Some ZBC members of staff were manhandled when soldiers occupied the premises in the early hours of Wednesday, sources told Reuters.
Staff were told they "should not worry" as the soldiers were merely there to protect the site, one source said.
The reason for the blasts heard in the capital was not immediately apparent.
Earlier this week, Defence Force commander General Constantino Chiwenga warned Mr Mugabe the military would "step in" if the president continued to expel supporters of the sacked vice president from the ruling party.
The former vice president, Emmerson Mnangagwa, had long been tipped as most likely successor to the 93-year-old president, but Mr Mugabe's 52-year-old wife Grace is now vying for the job.
A Reuters reporter witnessed six armoured personnel carriers on thoroughfares on the outskirts of the capital, Harare, and soldiers told passing cars to keep moving.

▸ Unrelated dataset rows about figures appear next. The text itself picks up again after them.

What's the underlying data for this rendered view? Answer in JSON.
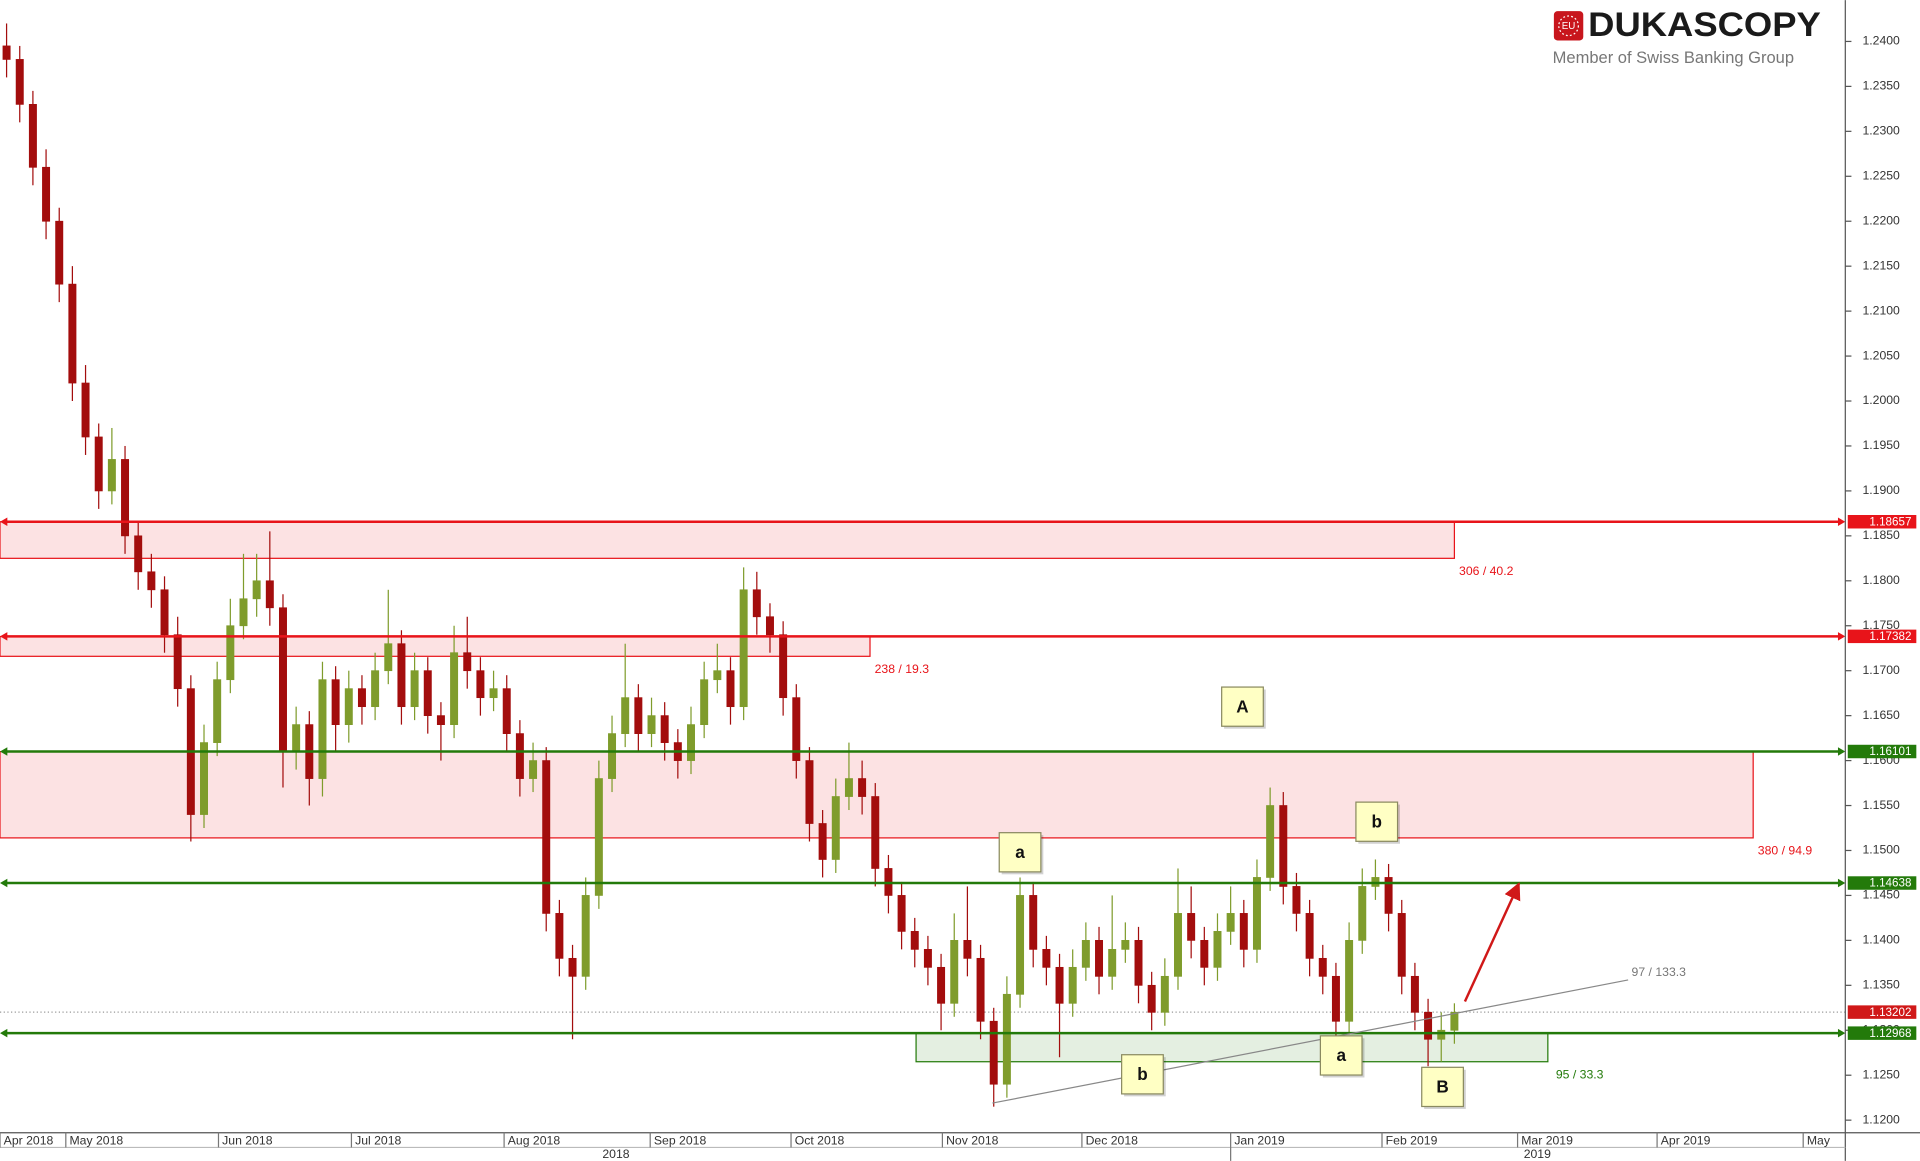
{
  "chart_data": {
    "type": "candlestick",
    "logo": {
      "badge": "EU",
      "name": "DUKASCOPY",
      "tagline": "Member of Swiss Banking Group"
    },
    "up_color": "#7f9c2c",
    "down_color": "#a30d0d",
    "xlim": [
      -0.5,
      139.7
    ],
    "ylim": [
      1.1186,
      1.2446
    ],
    "yticks": [
      {
        "value": 1.12,
        "label": "1.1200"
      },
      {
        "value": 1.125,
        "label": "1.1250"
      },
      {
        "value": 1.13,
        "label": "1.1300"
      },
      {
        "value": 1.135,
        "label": "1.1350"
      },
      {
        "value": 1.14,
        "label": "1.1400"
      },
      {
        "value": 1.145,
        "label": "1.1450"
      },
      {
        "value": 1.15,
        "label": "1.1500"
      },
      {
        "value": 1.155,
        "label": "1.1550"
      },
      {
        "value": 1.16,
        "label": "1.1600"
      },
      {
        "value": 1.165,
        "label": "1.1650"
      },
      {
        "value": 1.17,
        "label": "1.1700"
      },
      {
        "value": 1.175,
        "label": "1.1750"
      },
      {
        "value": 1.18,
        "label": "1.1800"
      },
      {
        "value": 1.185,
        "label": "1.1850"
      },
      {
        "value": 1.19,
        "label": "1.1900"
      },
      {
        "value": 1.195,
        "label": "1.1950"
      },
      {
        "value": 1.2,
        "label": "1.2000"
      },
      {
        "value": 1.205,
        "label": "1.2050"
      },
      {
        "value": 1.21,
        "label": "1.2100"
      },
      {
        "value": 1.215,
        "label": "1.2150"
      },
      {
        "value": 1.22,
        "label": "1.2200"
      },
      {
        "value": 1.225,
        "label": "1.2250"
      },
      {
        "value": 1.23,
        "label": "1.2300"
      },
      {
        "value": 1.235,
        "label": "1.2350"
      },
      {
        "value": 1.24,
        "label": "1.2400"
      }
    ],
    "xticks": [
      {
        "value": -0.5,
        "label": "Apr 2018"
      },
      {
        "value": 4.5,
        "label": "May 2018"
      },
      {
        "value": 16.1,
        "label": "Jun 2018"
      },
      {
        "value": 26.2,
        "label": "Jul 2018"
      },
      {
        "value": 37.8,
        "label": "Aug 2018"
      },
      {
        "value": 48.9,
        "label": "Sep 2018"
      },
      {
        "value": 59.6,
        "label": "Oct 2018"
      },
      {
        "value": 71.1,
        "label": "Nov 2018"
      },
      {
        "value": 81.7,
        "label": "Dec 2018"
      },
      {
        "value": 93.0,
        "label": "Jan 2019"
      },
      {
        "value": 104.5,
        "label": "Feb 2019"
      },
      {
        "value": 114.8,
        "label": "Mar 2019"
      },
      {
        "value": 125.4,
        "label": "Apr 2019"
      },
      {
        "value": 136.5,
        "label": "May"
      }
    ],
    "xticks2": [
      {
        "value": 46.3,
        "label": "2018"
      },
      {
        "value": 116.3,
        "label": "2019"
      }
    ],
    "levels": [
      {
        "value": 1.18657,
        "color": "#e8141a"
      },
      {
        "value": 1.17382,
        "color": "#e8141a"
      },
      {
        "value": 1.16101,
        "color": "#237a0a"
      },
      {
        "value": 1.14638,
        "color": "#237a0a"
      },
      {
        "value": 1.12968,
        "color": "#237a0a"
      }
    ],
    "current": {
      "value": 1.13202,
      "color": "#d01818"
    },
    "zones": [
      {
        "x": [
          -0.5,
          110.0
        ],
        "y": [
          1.1825,
          1.18657
        ],
        "color": "#e8141a",
        "label": "306 / 40.2"
      },
      {
        "x": [
          -0.5,
          65.6
        ],
        "y": [
          1.1716,
          1.1738
        ],
        "color": "#e8141a",
        "label": "238 / 19.3"
      },
      {
        "x": [
          -0.5,
          132.7
        ],
        "y": [
          1.1514,
          1.161
        ],
        "color": "#e8141a",
        "label": "380 / 94.9"
      },
      {
        "x": [
          69.1,
          117.1
        ],
        "y": [
          1.1265,
          1.1297
        ],
        "color": "#237a0a",
        "label": "95 / 33.3"
      }
    ],
    "trendline": {
      "x": [
        74.9,
        123.2
      ],
      "y": [
        1.1219,
        1.1356
      ],
      "label": "97 / 133.3"
    },
    "arrow": {
      "x": [
        110.8,
        114.9
      ],
      "y": [
        1.1332,
        1.1463
      ]
    },
    "waves": [
      {
        "label": "A",
        "x": 93.9,
        "y": 1.166
      },
      {
        "label": "a",
        "x": 77.0,
        "y": 1.1498
      },
      {
        "label": "b",
        "x": 104.1,
        "y": 1.1532
      },
      {
        "label": "b",
        "x": 86.3,
        "y": 1.1251
      },
      {
        "label": "a",
        "x": 101.4,
        "y": 1.1272
      },
      {
        "label": "B",
        "x": 109.1,
        "y": 1.1237
      }
    ],
    "ohlc": [
      [
        1.2395,
        1.242,
        1.236,
        1.238
      ],
      [
        1.238,
        1.2395,
        1.231,
        1.233
      ],
      [
        1.233,
        1.2345,
        1.224,
        1.226
      ],
      [
        1.226,
        1.228,
        1.218,
        1.22
      ],
      [
        1.22,
        1.2215,
        1.211,
        1.213
      ],
      [
        1.213,
        1.215,
        1.2,
        1.202
      ],
      [
        1.202,
        1.204,
        1.194,
        1.196
      ],
      [
        1.196,
        1.1975,
        1.188,
        1.19
      ],
      [
        1.19,
        1.197,
        1.1885,
        1.1935
      ],
      [
        1.1935,
        1.195,
        1.183,
        1.185
      ],
      [
        1.185,
        1.1865,
        1.179,
        1.181
      ],
      [
        1.181,
        1.183,
        1.177,
        1.179
      ],
      [
        1.179,
        1.1805,
        1.172,
        1.174
      ],
      [
        1.174,
        1.176,
        1.166,
        1.168
      ],
      [
        1.168,
        1.1695,
        1.151,
        1.154
      ],
      [
        1.154,
        1.164,
        1.1525,
        1.162
      ],
      [
        1.162,
        1.171,
        1.1605,
        1.169
      ],
      [
        1.169,
        1.178,
        1.1675,
        1.175
      ],
      [
        1.175,
        1.183,
        1.1735,
        1.178
      ],
      [
        1.178,
        1.183,
        1.176,
        1.18
      ],
      [
        1.18,
        1.1855,
        1.175,
        1.177
      ],
      [
        1.177,
        1.1785,
        1.157,
        1.161
      ],
      [
        1.161,
        1.166,
        1.159,
        1.164
      ],
      [
        1.164,
        1.1655,
        1.155,
        1.158
      ],
      [
        1.158,
        1.171,
        1.156,
        1.169
      ],
      [
        1.169,
        1.1705,
        1.161,
        1.164
      ],
      [
        1.164,
        1.17,
        1.162,
        1.168
      ],
      [
        1.168,
        1.1695,
        1.164,
        1.166
      ],
      [
        1.166,
        1.172,
        1.1645,
        1.17
      ],
      [
        1.17,
        1.179,
        1.1685,
        1.173
      ],
      [
        1.173,
        1.1745,
        1.164,
        1.166
      ],
      [
        1.166,
        1.172,
        1.1645,
        1.17
      ],
      [
        1.17,
        1.1715,
        1.163,
        1.165
      ],
      [
        1.165,
        1.1665,
        1.16,
        1.164
      ],
      [
        1.164,
        1.175,
        1.1625,
        1.172
      ],
      [
        1.172,
        1.176,
        1.168,
        1.17
      ],
      [
        1.17,
        1.1715,
        1.165,
        1.167
      ],
      [
        1.167,
        1.17,
        1.1655,
        1.168
      ],
      [
        1.168,
        1.1695,
        1.161,
        1.163
      ],
      [
        1.163,
        1.1645,
        1.156,
        1.158
      ],
      [
        1.158,
        1.162,
        1.1565,
        1.16
      ],
      [
        1.16,
        1.1615,
        1.141,
        1.143
      ],
      [
        1.143,
        1.1445,
        1.136,
        1.138
      ],
      [
        1.138,
        1.1395,
        1.129,
        1.136
      ],
      [
        1.136,
        1.147,
        1.1345,
        1.145
      ],
      [
        1.145,
        1.16,
        1.1435,
        1.158
      ],
      [
        1.158,
        1.165,
        1.1565,
        1.163
      ],
      [
        1.163,
        1.173,
        1.1615,
        1.167
      ],
      [
        1.167,
        1.1685,
        1.161,
        1.163
      ],
      [
        1.163,
        1.167,
        1.1615,
        1.165
      ],
      [
        1.165,
        1.1665,
        1.16,
        1.162
      ],
      [
        1.162,
        1.1635,
        1.158,
        1.16
      ],
      [
        1.16,
        1.166,
        1.1585,
        1.164
      ],
      [
        1.164,
        1.171,
        1.1625,
        1.169
      ],
      [
        1.169,
        1.173,
        1.1675,
        1.17
      ],
      [
        1.17,
        1.1715,
        1.164,
        1.166
      ],
      [
        1.166,
        1.1815,
        1.1645,
        1.179
      ],
      [
        1.179,
        1.181,
        1.174,
        1.176
      ],
      [
        1.176,
        1.1775,
        1.172,
        1.174
      ],
      [
        1.174,
        1.1755,
        1.165,
        1.167
      ],
      [
        1.167,
        1.1685,
        1.158,
        1.16
      ],
      [
        1.16,
        1.1615,
        1.151,
        1.153
      ],
      [
        1.153,
        1.1545,
        1.147,
        1.149
      ],
      [
        1.149,
        1.158,
        1.1475,
        1.156
      ],
      [
        1.156,
        1.162,
        1.1545,
        1.158
      ],
      [
        1.158,
        1.16,
        1.154,
        1.156
      ],
      [
        1.156,
        1.1575,
        1.146,
        1.148
      ],
      [
        1.148,
        1.1495,
        1.143,
        1.145
      ],
      [
        1.145,
        1.1465,
        1.139,
        1.141
      ],
      [
        1.141,
        1.1425,
        1.137,
        1.139
      ],
      [
        1.139,
        1.1405,
        1.135,
        1.137
      ],
      [
        1.137,
        1.1385,
        1.13,
        1.133
      ],
      [
        1.133,
        1.143,
        1.1315,
        1.14
      ],
      [
        1.14,
        1.146,
        1.136,
        1.138
      ],
      [
        1.138,
        1.1395,
        1.129,
        1.131
      ],
      [
        1.131,
        1.1325,
        1.1215,
        1.124
      ],
      [
        1.124,
        1.136,
        1.1225,
        1.134
      ],
      [
        1.134,
        1.147,
        1.1325,
        1.145
      ],
      [
        1.145,
        1.1465,
        1.137,
        1.139
      ],
      [
        1.139,
        1.1405,
        1.135,
        1.137
      ],
      [
        1.137,
        1.1385,
        1.127,
        1.133
      ],
      [
        1.133,
        1.139,
        1.1315,
        1.137
      ],
      [
        1.137,
        1.142,
        1.1355,
        1.14
      ],
      [
        1.14,
        1.1415,
        1.134,
        1.136
      ],
      [
        1.136,
        1.145,
        1.1345,
        1.139
      ],
      [
        1.139,
        1.142,
        1.1375,
        1.14
      ],
      [
        1.14,
        1.1415,
        1.133,
        1.135
      ],
      [
        1.135,
        1.1365,
        1.13,
        1.132
      ],
      [
        1.132,
        1.138,
        1.1305,
        1.136
      ],
      [
        1.136,
        1.148,
        1.1345,
        1.143
      ],
      [
        1.143,
        1.146,
        1.138,
        1.14
      ],
      [
        1.14,
        1.1415,
        1.135,
        1.137
      ],
      [
        1.137,
        1.143,
        1.1355,
        1.141
      ],
      [
        1.141,
        1.146,
        1.1395,
        1.143
      ],
      [
        1.143,
        1.1445,
        1.137,
        1.139
      ],
      [
        1.139,
        1.149,
        1.1375,
        1.147
      ],
      [
        1.147,
        1.157,
        1.1455,
        1.155
      ],
      [
        1.155,
        1.1565,
        1.144,
        1.146
      ],
      [
        1.146,
        1.1475,
        1.141,
        1.143
      ],
      [
        1.143,
        1.1445,
        1.136,
        1.138
      ],
      [
        1.138,
        1.1395,
        1.134,
        1.136
      ],
      [
        1.136,
        1.1375,
        1.129,
        1.131
      ],
      [
        1.131,
        1.142,
        1.1295,
        1.14
      ],
      [
        1.14,
        1.148,
        1.1385,
        1.146
      ],
      [
        1.146,
        1.149,
        1.1445,
        1.147
      ],
      [
        1.147,
        1.1485,
        1.141,
        1.143
      ],
      [
        1.143,
        1.1445,
        1.134,
        1.136
      ],
      [
        1.136,
        1.1375,
        1.13,
        1.132
      ],
      [
        1.132,
        1.1335,
        1.126,
        1.129
      ],
      [
        1.129,
        1.132,
        1.1265,
        1.13
      ],
      [
        1.13,
        1.133,
        1.1285,
        1.132
      ]
    ]
  }
}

The presence of troops, including the movement of armoured vehicles from a barracks northwest of Harare earlier in the day, sparked rumours of a coup against Mr Mugabe, although there was no evidence to suggest Zimbabwe's leader of the last 37 years had been toppled.
Isaac Moyo, Zimbabwe's ambassador to neighbouring South Africa, dismissed the talk, saying the government in Harare was "intact" and blaming social media for spreading false information.
"There's nothing really happening. They are just social media claims," Mr Moyo said.